$3 trillion P8 pensions group to kick start Asian renewable fund

Group formed by HRH Prince Charles to meet P80 Asian group to launch vehicle for meeting $10bn per annum Copenhagen targets.

The P8, a group of the world’s biggest pension funds brought together privately by HRH Prince Charles, the Prince of Wales, is to meet with a broader group of Asian partner funds known as the P80 in Seoul next month, with the aim of kick-starting private capital to contribute to the $10bn per annum initial investment into low carbon energy projects in Asia identified at December’s Copenhagen COP-15 climate summit. The P8 group is actually twelve giant pension funds collectively managing $3 trillion in assets. It includes ABP, the giant pension plan for Dutch civil servants, CalPERS and CalSTRS, the two largest US pension funds, and the Universities Superannuation Scheme in the UK. The Seoul summit on June 16 is being hosted by the P8’s newest member, the National Pensions Service of Korea, which manages over $200bn in assets. The Korean government itself has signed up to domestic green initiatives valued at about $31bn. In a keynote presentation at this week’s Clean Investor 2010 conference in London organized by Responsible Investor, Aled Jones, deputy director at the Cambridge Programme for Sustainability Leadership and facilitator for the P8 Pensions Group, said the initiative was working with the Asian Development Bank,the International Finance Corporation and the UK government to structure an investment vehicle for Asian investment: “We’ll be bringing together probably around 20-30 Asian pension funds and some of the corporate banks to talk about a big institutional response. We hope to get close to launching something at that event that looks like a fund that tests the barriers that are out there. It won’t come anywhere solving the problem but it will be a significant percentage of the $10bn that is needed this year.”

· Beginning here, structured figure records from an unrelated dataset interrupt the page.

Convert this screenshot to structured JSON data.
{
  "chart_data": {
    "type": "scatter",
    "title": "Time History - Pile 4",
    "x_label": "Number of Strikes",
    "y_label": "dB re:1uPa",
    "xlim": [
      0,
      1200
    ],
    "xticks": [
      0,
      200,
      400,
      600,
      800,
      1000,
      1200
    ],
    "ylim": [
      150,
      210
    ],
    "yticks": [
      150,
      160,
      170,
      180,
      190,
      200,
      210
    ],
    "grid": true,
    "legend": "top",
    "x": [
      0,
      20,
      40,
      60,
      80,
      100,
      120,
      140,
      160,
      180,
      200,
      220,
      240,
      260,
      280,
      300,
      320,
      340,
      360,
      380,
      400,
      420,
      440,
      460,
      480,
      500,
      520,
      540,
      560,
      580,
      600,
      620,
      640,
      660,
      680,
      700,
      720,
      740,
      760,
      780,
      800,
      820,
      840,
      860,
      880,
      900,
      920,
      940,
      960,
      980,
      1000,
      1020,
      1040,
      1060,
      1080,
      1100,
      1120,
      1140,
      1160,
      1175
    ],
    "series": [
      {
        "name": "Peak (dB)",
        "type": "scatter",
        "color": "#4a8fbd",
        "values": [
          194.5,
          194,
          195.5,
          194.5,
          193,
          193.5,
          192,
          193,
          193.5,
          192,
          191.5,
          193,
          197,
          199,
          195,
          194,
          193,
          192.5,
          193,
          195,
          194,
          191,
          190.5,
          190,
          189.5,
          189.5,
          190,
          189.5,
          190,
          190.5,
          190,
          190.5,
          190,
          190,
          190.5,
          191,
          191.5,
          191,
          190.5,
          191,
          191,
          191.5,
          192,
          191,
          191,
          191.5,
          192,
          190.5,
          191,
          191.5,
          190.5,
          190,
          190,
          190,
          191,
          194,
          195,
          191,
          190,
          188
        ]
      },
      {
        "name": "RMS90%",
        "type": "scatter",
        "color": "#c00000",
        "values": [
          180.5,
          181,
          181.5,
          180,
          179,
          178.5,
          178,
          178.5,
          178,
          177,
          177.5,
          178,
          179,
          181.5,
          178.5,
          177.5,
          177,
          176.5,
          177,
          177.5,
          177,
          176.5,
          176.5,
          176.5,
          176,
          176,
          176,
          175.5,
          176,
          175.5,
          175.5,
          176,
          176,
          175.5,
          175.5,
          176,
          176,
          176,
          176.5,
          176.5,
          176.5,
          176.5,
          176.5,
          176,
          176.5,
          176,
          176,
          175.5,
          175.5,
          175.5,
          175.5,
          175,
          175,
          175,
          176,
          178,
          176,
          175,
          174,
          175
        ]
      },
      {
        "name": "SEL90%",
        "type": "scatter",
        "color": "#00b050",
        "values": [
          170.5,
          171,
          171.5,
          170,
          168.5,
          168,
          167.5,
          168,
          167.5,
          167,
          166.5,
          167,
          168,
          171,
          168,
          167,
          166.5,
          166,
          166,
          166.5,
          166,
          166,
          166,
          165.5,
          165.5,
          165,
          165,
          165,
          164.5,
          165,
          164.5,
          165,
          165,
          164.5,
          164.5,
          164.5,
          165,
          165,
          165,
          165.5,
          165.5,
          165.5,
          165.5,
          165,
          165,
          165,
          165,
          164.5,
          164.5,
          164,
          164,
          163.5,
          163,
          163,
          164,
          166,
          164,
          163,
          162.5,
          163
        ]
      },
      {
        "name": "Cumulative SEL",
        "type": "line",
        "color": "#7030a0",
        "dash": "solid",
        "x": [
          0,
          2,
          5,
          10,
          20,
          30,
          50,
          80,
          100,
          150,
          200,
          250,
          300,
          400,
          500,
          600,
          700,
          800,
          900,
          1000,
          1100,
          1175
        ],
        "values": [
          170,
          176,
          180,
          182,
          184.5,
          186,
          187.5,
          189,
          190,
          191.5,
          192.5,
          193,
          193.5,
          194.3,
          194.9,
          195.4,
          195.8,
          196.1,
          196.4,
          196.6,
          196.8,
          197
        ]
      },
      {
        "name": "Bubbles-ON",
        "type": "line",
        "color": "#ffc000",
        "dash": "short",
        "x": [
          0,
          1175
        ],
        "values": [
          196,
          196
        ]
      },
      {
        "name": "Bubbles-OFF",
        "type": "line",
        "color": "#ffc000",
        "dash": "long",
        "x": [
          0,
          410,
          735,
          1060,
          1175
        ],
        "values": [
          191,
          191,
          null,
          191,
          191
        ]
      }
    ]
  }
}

The P8 did not say whether its US and European pension fund members would be committing capital to the new fund. The Copenhagen Accord, which was not ratified at the COP-15 meeting last year, but has gathered growing support from individual countries, includes target pledges of $10bn to developing countries for low carbon investment from 2010-2012 with an aim of increasing this to $100bn per annum from 2020.
Jones said the barriers to private/institutional investment in Asian green projects included a lack of fund diversification in developing countries, as well as lack of credibility/history, insufficient scale and an uncertain policy environment, all of which, he said, will form part of the discussion in Seoul.